431 Project B Instructions

Author

431 Staff

Published

2023-11-16

What is Project B?

Project B is the second of two real data science projects you’ll be doing this semester. It involves the completion of four tasks, which you’ll start working on in early November:

  1. You will complete a Registration Form to obtain my approval for your plan, let me know if you’re working with a partner, and schedule your oral presentation.
  2. You (and your partner, if applicable) will present your project sometime between 12-11 and 12-14 to Dr. Love in his office in person or via Zoom. The schedule is here.
  3. You will build Quarto and HTML reports describing your work.
  4. Finally, you will complete a Self-Evaluation form.

What’s on this Website

All of the material you need (from a statistical and coding perspective) to do Project B has been or will be covered in our first 24 classes (which includes classes through the end of November), as well as in the Course Notes and Labs 1-7.

Project B Deliverables

  1. You will complete a Registration Form to obtain my approval for your plan, let me know if you’re working with a partner, and schedule your oral presentation, by the (mid-November) deadline on the Course Calendar.
  2. You (and your partner, if applicable) will present your project to Dr. Love in his office. Details on the Oral Presentation are found in the Checklist menu above. Presentations will be scheduled on December 11-14 using the Registration Form. The schedule is now posted here.
  3. You will build two Quarto and HTML reports (separate reports for Study 1 and Study 2) by the final Project B deadline in the Course Calendar.
    • If you’re not using NHANES data, you’ll also submit your data to Dr. Love at that time.
  4. Finally, you will complete a Self-Evaluation form, as you did in Project A, by the final Project B deadline in the Course Calendar.

Partnerships?

You can work alone, or with one other person on this project. If you work as a pair, you will commit to that when you register for the project.

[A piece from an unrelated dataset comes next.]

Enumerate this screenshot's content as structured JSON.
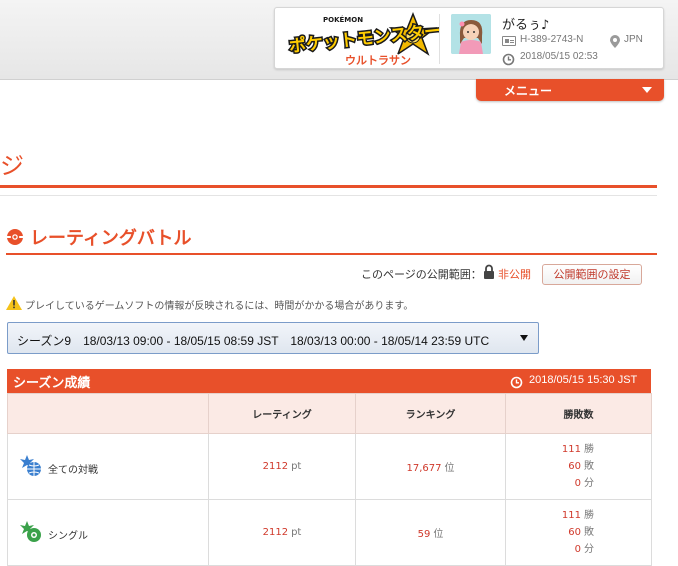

Each of you will receive the team grade for the project reports, and an individual grade for the other components of the project.

The Data

You will work with the same data source for Study 1 and for Study 2, and these data will be developed either from NHANES or from another public source that you identify.

  • You will find detailed instructions regarding the use of NHANES data for Project B here.
  • If you want to use other data, you’ll need it to meet some specifications we’ll describe, and you’ll have to get Dr. Love’s permission when you register your project.
  • Since most people consider working with NHANES data to be easier, we award four extra points to projects which use non-NHANES data.

Study 1

  • Study 1 is about making descriptive and exploratory comparisons and summaries of data. It’s not about building sophisticated statistical models.
  • You will ingest, merge and clean the data in R, then select variables to complete any four out of five potential analyses, as described in these instructions.
    • You can do all five analyses if you like (as preparation for Quiz 2, for instance) but you will only present four in your report. No bonus credit for doing all five analyses.
  • Dr Love has developed Study 1 Report Specifications and a Study 1 Example Report which should guide your eventual submitted Study 1 report.

Study 2

  • Study 2 is about building a model and making predictions. You will complete all elements of a data science project designed to create a statistical model for a quantitative outcome, then use it for prediction, and assess the quality of those predictions.
  • Study 2 involves working with data from the same source that you used for Study 1. Again, you will work through all cleaning and data management requirements in your Study 2 report.
    • Study 2 involves the prediction of a quantitative outcome using a key predictor and some additional predictors in two linear regression models, and then comparing those two models.
    • All of the material you need (from a statistical and coding perspective) to do these analyses has been or will be covered in our first 24 classes and in the Course Notes.
  • Dr Love has developed Study 2 Report Specifications and a Study 2 Example Report which should guide your eventual submitted Study 2 report.

Grading

Project B will be graded by Dr. Love on a scale from 0-100.

  • On-time successful completion of the Registration Form is worth 5 points.
  • The two study reports (Study 1 and Study 2) due at the final Project B deadline are worth a combined 45 points.
  • The oral presentation is worth 40 points. Details on the Oral Presentation are found in the Checklist.
  • The self-evaluation is worth 10 points.
  • Late work on Project B is unacceptable. All deadlines are in the Course Calendar.

Dr. Love will provide no written feedback on your Project B work. The grading timeline is simply too tight on my end. I apologize in advance.

Questions?

If you have questions, let us know about them on Campuswire using the projectB folder, or speak with Dr. Love before or after class, or discuss them with the TAs during office hours.